SAN FRANCISCO (CBS SF/AP) -- At the Mission Food Hub on Sunday, volunteers handed out Christmas presents to a long line of families.

Many are frontline workers who are struggling as the economy craters. Their community is also getting hit hard by COVID-19.

The buzz among those gathered included talk of COVID vaccines and when they would have access to shots to help protect their families from the deadly virus.

On Sunday, a federal advisory panel recommended that people 75 and older and essential workers like firefighters, teachers and grocery store workers should be next in line for vaccination, while a second vaccine began rolling out to hospitals.

The two developments came amid a vaccination program that began only in the last week and has given initial shots to about 556,000 Americans, according to the Centers for Disease Control and Prevention.

The COVID-19 vaccine developed by Pfizer Inc. and Germany's BioNTech already is being distributed, and regulators last week gave approval to the one from Moderna Inc. that began shipping Sunday.

Earlier this month, the Advisory Committee on Immunization Practices said health care workers and nursing home residents — about 24 million people — should be at the very front of the line for the vaccines.

Sunday's vote by the panel was who should be next in line, and by a 13-1 margin, it was decided that it should be people 75 and older, who number about 20 million, as well as certain front-line workers, who total about 30 million.

The essential workers include firefighters and police; teachers and school staff; those working in food, agricultural and manufacturing sectors; corrections workers; U.S. Postal Service employees; public transit workers; and grocery store workers. They are considered at very high risk of infection because their jobs are critical and require them to be in regular contact with other people.

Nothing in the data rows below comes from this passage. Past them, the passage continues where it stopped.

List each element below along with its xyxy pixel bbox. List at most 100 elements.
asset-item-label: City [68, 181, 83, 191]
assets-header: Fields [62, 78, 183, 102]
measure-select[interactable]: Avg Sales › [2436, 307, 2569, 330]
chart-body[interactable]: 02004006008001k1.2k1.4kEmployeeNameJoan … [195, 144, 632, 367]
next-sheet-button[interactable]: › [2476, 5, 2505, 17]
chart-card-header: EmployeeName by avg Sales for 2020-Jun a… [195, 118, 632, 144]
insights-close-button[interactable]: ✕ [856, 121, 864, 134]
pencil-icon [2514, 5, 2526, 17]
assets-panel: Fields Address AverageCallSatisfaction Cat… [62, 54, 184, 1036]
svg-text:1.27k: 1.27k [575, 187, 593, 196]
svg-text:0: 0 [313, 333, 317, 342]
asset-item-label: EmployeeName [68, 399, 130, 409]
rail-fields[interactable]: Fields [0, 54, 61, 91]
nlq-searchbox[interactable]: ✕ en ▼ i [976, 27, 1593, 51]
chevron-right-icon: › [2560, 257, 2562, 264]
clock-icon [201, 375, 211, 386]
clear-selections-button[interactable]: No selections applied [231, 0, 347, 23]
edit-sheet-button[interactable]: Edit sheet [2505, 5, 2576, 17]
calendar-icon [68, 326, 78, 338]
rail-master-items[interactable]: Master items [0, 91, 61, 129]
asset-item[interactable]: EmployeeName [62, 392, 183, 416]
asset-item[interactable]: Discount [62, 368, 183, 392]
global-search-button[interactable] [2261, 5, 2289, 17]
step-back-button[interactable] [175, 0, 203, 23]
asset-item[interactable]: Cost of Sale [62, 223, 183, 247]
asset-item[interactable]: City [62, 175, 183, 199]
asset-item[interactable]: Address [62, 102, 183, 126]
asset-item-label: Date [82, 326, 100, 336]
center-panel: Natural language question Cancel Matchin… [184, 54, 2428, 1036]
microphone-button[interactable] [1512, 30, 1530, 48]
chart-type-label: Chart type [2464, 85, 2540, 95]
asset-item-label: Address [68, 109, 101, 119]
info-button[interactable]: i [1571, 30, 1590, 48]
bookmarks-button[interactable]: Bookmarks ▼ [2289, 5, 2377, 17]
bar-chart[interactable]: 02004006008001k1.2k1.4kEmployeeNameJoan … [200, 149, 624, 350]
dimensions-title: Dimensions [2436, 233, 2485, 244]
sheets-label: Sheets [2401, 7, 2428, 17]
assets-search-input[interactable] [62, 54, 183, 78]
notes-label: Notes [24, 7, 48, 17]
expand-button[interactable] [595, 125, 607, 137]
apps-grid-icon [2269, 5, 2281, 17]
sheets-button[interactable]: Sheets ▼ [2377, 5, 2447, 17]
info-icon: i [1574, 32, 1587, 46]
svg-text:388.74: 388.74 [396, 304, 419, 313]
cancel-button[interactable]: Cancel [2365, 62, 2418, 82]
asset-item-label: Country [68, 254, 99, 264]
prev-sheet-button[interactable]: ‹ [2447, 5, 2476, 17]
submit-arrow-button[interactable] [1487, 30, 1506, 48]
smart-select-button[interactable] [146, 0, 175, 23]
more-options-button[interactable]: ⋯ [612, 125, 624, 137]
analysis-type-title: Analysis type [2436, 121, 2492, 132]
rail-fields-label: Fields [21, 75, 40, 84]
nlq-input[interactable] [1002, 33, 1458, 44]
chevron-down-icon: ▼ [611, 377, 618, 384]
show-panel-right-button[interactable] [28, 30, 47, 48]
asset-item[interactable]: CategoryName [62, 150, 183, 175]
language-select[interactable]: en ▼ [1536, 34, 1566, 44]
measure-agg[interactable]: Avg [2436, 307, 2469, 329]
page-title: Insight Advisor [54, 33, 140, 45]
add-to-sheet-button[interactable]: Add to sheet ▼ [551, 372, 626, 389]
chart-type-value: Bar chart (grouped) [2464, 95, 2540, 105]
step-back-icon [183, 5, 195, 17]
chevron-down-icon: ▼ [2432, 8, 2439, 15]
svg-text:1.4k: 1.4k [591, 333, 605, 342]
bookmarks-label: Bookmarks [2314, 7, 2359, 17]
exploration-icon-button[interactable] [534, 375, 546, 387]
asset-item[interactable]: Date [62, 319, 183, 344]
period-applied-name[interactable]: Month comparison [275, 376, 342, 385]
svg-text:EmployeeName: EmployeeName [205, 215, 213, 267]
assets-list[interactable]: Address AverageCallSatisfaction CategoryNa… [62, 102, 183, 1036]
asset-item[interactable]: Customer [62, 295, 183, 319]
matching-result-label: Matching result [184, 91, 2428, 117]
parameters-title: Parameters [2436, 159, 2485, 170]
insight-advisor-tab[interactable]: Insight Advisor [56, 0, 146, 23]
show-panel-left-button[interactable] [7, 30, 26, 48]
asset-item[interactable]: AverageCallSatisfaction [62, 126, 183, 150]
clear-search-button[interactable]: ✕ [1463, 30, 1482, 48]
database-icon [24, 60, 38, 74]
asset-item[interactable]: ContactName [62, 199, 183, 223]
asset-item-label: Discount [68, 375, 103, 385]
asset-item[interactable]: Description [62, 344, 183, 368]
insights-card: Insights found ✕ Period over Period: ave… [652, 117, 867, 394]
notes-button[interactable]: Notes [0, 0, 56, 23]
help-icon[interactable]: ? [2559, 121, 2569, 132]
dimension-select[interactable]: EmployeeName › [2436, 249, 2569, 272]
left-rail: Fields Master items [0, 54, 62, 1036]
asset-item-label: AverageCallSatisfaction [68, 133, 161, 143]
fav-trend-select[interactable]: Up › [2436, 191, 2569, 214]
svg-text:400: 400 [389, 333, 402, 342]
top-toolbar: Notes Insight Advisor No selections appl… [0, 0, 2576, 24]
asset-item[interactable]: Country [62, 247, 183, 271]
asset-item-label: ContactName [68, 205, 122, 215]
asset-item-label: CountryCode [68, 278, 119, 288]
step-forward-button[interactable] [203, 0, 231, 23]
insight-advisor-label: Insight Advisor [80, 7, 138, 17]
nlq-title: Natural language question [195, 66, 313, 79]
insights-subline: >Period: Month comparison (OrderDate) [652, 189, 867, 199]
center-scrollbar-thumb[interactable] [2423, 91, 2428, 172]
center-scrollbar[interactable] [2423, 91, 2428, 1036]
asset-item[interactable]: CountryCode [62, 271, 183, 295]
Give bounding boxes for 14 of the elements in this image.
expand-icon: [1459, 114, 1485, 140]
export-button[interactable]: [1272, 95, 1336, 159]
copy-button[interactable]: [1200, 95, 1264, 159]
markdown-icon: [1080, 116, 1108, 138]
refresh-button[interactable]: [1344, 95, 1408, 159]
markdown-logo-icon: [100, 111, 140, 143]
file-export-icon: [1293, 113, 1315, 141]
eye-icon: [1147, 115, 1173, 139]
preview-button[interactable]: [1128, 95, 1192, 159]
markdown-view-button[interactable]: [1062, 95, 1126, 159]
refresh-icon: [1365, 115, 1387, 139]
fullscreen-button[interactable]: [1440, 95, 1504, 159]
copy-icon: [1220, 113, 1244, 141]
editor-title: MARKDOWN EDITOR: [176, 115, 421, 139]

"I hope that frontline workers get the same kind of quality vaccine that a doctor gets," said Mission Hub founder Roberto Hernandez, who adds there is a skepticism of the vaccine based on past instances of unfairness.

"We learned a lot from the AIDS epidemic," Hernandez said. "People of color were treated one way and other folks who had money were treated a different way. So that's the equity that I'm hoping that all those who are decision makers, take that experience into consideration."

Dr. Monica Gandhi, an infectious disease expert at UCSF, said equity was a big factor in the recommendation.

"This is an infection that has disproportionately impacted black and Latino workers, and it is really reflective of the essential workforce. And so, this will also lead to a greater diversity of participants being vaccinated first."

Dr. Gandhi said she was pleasantly surprised to see teachers make the list.

"What the CDC did and I also admire them for this is say, 'We have to get kids back to school, this is absolutely essential because of the social aspect of being a child.' And so it was a bold move to say teachers are essential workers and they need to be out in the workforce."